The fourth of my Yorkshire Compass Rides was a two-day trip out to the southwestern extreme in what is now Oldham. Day 1 involved Yorkshire’s old brewing capital, the site of England’s bloodiest battle, the tallest freestanding structure in the UK, and a psycho cat.
I headed out south on a sunny afternoon on the cycle path that runs alongside the A64 to Tadcaster, home to three big chemical factories: John Smith’s, Sam Smith’s, and Coors. The first house in the town (pic) was decked out in celebration of the Tour de Yorkshire, which passed through last week. Thanks to the big tailwind, I was probably going as fast as the TdY riders had been.
Being a Scrabble player, I’ve never been able to look at it without noting that TADCASTER is an anagram of CASTRATED. One day I’ll create a Wikipedia Category page of ‘Places that form amusing anagrams’, with entries such as NEWARK and BRUGGE.
I cycled past the village of Towton, south of Tadcaster, renowned as the venue of one of the key battles in the Wars of the Roses, in 1461 (pic). (Confusingly, York itself was a Lancastrian stronghold.)
The Lancastrians were routed, and the Yorkist Edward VI took over from the Lancastrian Henry VI. Yorkshire, as you know, always claims the biggest and best of everything. The 28,000 casualties makes it (probably) the deadliest ever fought on English soil, no doubt a great source of pride to many Yorkshire people.
In Wakefield I dropped in on the excellent Hepworth Museum. I was particularly impressed with this piece (pic), by an artist called Renova Tions. Wittily entitled ‘No entry – Exhibition in preparation’, it features a lifting platform in an otherwise empty gallery.
At once static and yet hinting at the dynamic, it blurs the boundaries between art and engineering, and asks fundamental questions of the viewer about continuity and renewal. The empty cradle of the apparatus invites us to mentally supply our own ‘cargo’, ‘elevating’ the mundane and/or quotidian to the ‘exalted’ podium of sporting or/and election ‘victory’ – are we ‘lifting’, or ‘being lifted’?
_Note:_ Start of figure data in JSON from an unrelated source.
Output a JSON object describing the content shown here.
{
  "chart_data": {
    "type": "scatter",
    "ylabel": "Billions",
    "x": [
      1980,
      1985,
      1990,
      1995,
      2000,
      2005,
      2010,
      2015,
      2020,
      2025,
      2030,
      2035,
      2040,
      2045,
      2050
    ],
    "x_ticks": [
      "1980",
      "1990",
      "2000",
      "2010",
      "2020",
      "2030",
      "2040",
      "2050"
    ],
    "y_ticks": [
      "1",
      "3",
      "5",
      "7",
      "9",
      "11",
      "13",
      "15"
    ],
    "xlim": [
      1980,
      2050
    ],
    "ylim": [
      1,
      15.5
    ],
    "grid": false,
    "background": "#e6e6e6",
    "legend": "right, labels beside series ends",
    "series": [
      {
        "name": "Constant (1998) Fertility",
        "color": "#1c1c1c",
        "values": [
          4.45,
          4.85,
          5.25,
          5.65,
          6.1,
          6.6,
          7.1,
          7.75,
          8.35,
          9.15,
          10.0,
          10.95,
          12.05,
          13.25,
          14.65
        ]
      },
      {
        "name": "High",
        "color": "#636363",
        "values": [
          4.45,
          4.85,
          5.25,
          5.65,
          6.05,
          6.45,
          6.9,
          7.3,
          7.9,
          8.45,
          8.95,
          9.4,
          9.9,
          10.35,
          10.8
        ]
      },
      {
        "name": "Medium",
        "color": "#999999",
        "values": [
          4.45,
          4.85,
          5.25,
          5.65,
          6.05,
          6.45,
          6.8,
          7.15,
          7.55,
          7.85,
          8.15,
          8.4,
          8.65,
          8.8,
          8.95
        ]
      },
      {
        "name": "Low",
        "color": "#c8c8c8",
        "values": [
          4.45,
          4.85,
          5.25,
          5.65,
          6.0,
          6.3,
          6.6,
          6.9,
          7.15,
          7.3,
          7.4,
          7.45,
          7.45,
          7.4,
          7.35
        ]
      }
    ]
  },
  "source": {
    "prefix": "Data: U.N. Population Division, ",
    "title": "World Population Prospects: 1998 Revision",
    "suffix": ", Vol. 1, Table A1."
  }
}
In the next gallery were some old bits of wood that I expect were waiting to be recycled before the next exhibition came in (pic). I thought that was a bit disrespectful to Barbara Hepworth, who apparently was a famous sculptor. They could have put some of her statues there instead.
I passed Emley Moor in the evening sun, admiring Arqiva Tower (pic) – or, as everyone calls it, the Emley Moor mast. At 330m it’s Britain’s tallest free-standing structure, 20m taller than the Shard. Thanks to being on top of a moor – whose altitude I was keenly aware of, having cycled up the long climb of the A642 from Wakefield – the mast’s top is 594m above sea level. (That’s higher than the top of Toronto’s CN Tower. Take that, Canada!)
In March 1969 though, the Emley Moor mast was only a few metres high, because it fell over in a storm. TV was severely disrupted for a few days and millions of people had no signal at all.
Nine months later, according to ONS data, there was no baby boom. This was Britain in the 1960s after all.
My bed for the evening, in the village of Grange Moor, was kindly provided by Tess and Jamie through the fabulous cycle-tourist-accomm-swopping site Warmshowers.org. It was great to enjoy their hospitality and chat about bike touring over a glass of wine. One of their cats went a bit psycho: it caught a mouse, which escaped, and wasn’t allowed to chase it. If they ever make a cat version of Trainspotting, this one would be Begbie.